Elliptic beta integrals and solvable models of statistical mechanics

TL;DR

This paper explores the elliptic beta integral's role in solvable statistical mechanics models, connecting elliptic hypergeometric integrals with dualities and star-triangle relations, and introduces new solutions and higher-dimensional analogues.

Contribution

It introduces a new Faddeev-Volkov type solution of the star-triangle relation and discusses higher-dimensional analogues, linking elliptic hypergeometric integrals to dualities in statistical models.

Findings

Elliptic beta integral interpreted as star-triangle relation.

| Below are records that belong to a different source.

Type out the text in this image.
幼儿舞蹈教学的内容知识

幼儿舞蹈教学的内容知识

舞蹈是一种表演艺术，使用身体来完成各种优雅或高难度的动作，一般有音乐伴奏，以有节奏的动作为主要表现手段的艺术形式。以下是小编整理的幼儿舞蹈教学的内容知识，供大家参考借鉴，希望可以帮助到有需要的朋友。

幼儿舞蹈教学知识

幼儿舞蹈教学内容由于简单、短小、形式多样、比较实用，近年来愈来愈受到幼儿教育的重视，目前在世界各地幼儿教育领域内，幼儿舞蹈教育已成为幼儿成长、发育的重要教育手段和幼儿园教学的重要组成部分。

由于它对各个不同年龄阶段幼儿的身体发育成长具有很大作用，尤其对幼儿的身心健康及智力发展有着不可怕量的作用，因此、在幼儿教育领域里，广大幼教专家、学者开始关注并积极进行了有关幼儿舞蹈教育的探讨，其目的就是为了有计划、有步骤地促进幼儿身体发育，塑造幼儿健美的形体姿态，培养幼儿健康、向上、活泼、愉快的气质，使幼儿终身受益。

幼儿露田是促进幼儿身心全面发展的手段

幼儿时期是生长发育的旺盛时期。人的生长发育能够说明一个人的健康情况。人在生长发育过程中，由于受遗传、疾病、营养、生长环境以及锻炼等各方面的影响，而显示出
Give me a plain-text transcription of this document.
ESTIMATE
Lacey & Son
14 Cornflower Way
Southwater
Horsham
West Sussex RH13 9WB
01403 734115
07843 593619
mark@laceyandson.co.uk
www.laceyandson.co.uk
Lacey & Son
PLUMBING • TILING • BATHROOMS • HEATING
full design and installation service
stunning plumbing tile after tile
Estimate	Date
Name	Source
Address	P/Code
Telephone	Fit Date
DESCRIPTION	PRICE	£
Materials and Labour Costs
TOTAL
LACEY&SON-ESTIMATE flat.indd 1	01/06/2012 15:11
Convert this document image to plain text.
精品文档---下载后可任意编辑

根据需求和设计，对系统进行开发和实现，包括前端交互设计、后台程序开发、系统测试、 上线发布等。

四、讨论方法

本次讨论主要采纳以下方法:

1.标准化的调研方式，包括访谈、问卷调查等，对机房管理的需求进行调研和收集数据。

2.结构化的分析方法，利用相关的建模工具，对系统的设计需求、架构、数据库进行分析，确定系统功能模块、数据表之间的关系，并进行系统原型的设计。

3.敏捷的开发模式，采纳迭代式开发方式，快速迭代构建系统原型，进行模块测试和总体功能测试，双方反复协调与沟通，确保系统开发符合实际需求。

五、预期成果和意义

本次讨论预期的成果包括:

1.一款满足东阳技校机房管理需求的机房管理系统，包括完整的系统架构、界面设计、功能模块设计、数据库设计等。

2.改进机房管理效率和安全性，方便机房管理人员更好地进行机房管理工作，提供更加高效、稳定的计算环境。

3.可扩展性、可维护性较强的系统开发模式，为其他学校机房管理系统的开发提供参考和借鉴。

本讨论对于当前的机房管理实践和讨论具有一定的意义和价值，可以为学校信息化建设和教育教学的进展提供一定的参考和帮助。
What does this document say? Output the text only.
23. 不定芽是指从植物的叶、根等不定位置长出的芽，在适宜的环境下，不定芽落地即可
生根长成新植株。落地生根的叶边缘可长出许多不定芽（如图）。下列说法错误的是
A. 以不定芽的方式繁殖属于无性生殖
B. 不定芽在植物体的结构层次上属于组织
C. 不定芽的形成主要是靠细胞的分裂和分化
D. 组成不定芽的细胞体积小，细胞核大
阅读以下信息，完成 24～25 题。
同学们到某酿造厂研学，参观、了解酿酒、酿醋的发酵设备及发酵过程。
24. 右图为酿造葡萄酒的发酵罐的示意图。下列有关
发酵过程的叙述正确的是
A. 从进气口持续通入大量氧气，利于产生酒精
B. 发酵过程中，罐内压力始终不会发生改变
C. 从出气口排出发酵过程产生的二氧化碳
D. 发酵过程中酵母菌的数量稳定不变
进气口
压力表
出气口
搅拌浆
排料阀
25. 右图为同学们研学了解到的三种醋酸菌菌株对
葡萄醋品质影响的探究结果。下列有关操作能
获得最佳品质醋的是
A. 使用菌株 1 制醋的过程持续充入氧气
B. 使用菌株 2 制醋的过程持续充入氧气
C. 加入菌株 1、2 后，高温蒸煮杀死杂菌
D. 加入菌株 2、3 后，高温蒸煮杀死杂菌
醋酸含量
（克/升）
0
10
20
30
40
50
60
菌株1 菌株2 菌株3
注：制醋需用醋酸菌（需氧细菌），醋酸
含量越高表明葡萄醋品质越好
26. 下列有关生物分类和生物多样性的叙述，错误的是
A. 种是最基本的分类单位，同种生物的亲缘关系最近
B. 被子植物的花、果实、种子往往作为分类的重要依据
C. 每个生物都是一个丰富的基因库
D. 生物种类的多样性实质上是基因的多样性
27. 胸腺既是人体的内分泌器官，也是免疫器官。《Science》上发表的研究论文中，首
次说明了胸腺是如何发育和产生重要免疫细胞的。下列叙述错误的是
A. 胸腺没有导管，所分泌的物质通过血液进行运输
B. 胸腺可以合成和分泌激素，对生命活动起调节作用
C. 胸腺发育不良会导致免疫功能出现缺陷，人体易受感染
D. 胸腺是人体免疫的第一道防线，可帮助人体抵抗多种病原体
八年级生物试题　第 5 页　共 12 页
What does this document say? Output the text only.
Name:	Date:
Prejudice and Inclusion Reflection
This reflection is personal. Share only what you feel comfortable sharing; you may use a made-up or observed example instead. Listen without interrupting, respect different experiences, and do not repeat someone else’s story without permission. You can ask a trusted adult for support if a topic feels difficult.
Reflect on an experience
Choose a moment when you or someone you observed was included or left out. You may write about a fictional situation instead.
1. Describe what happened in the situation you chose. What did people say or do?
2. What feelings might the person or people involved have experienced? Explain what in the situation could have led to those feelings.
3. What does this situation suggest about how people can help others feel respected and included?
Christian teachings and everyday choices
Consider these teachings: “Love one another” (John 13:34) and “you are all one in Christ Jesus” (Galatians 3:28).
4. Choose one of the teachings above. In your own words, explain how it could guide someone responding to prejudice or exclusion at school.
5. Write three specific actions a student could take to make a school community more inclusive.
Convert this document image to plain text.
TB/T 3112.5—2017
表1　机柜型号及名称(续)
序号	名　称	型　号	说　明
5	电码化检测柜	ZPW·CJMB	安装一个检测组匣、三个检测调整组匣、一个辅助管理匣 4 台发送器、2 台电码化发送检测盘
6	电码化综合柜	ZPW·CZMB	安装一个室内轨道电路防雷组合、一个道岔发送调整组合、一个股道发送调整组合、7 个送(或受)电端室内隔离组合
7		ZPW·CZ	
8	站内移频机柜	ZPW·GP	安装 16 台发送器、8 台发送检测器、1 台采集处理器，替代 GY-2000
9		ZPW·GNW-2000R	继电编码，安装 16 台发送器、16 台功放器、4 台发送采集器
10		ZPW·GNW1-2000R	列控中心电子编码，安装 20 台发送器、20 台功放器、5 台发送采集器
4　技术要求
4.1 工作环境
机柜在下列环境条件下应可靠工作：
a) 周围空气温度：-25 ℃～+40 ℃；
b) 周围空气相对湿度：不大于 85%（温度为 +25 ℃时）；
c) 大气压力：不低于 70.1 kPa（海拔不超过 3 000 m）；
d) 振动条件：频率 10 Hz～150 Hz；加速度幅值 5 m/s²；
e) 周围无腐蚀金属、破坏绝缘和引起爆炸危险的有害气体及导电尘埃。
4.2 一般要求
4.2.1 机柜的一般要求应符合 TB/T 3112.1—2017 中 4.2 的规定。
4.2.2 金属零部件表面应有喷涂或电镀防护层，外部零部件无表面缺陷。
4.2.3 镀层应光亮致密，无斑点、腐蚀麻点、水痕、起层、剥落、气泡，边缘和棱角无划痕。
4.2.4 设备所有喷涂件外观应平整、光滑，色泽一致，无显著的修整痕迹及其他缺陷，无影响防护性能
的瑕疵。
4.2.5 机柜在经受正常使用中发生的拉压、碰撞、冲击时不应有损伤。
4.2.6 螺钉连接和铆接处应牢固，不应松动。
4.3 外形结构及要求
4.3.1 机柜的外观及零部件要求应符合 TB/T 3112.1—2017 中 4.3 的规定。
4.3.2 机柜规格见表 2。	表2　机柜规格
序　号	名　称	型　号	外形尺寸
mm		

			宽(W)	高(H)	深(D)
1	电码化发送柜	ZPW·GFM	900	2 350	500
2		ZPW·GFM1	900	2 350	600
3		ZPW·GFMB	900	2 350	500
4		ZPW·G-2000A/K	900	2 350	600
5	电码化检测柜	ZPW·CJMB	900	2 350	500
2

New Faddeev-Volkov type solution of STR introduced.

Connections established between dualities and elliptic hypergeometric integrals.

Abstract

The univariate elliptic beta integral was discovered by the author in 2000. Recently Bazhanov and Sergeev have interpreted it as a star-triangle relation (STR). This important observation is discussed in more detail in connection to author's previous work on the elliptic modular double and supersymmetric dualities. We describe also a new Faddeev-Volkov type solution of STR, connections with the star-star relation, and higher-dimensional analogues of such relations. In this picture, Seiberg dualities are described by symmetries of the elliptic hypergeometric integrals (interpreted as superconformal indices) which, in turn, represent STR and Kramers-Wannier type duality transformations for elementary partition functions in solvable models of statistical mechanics.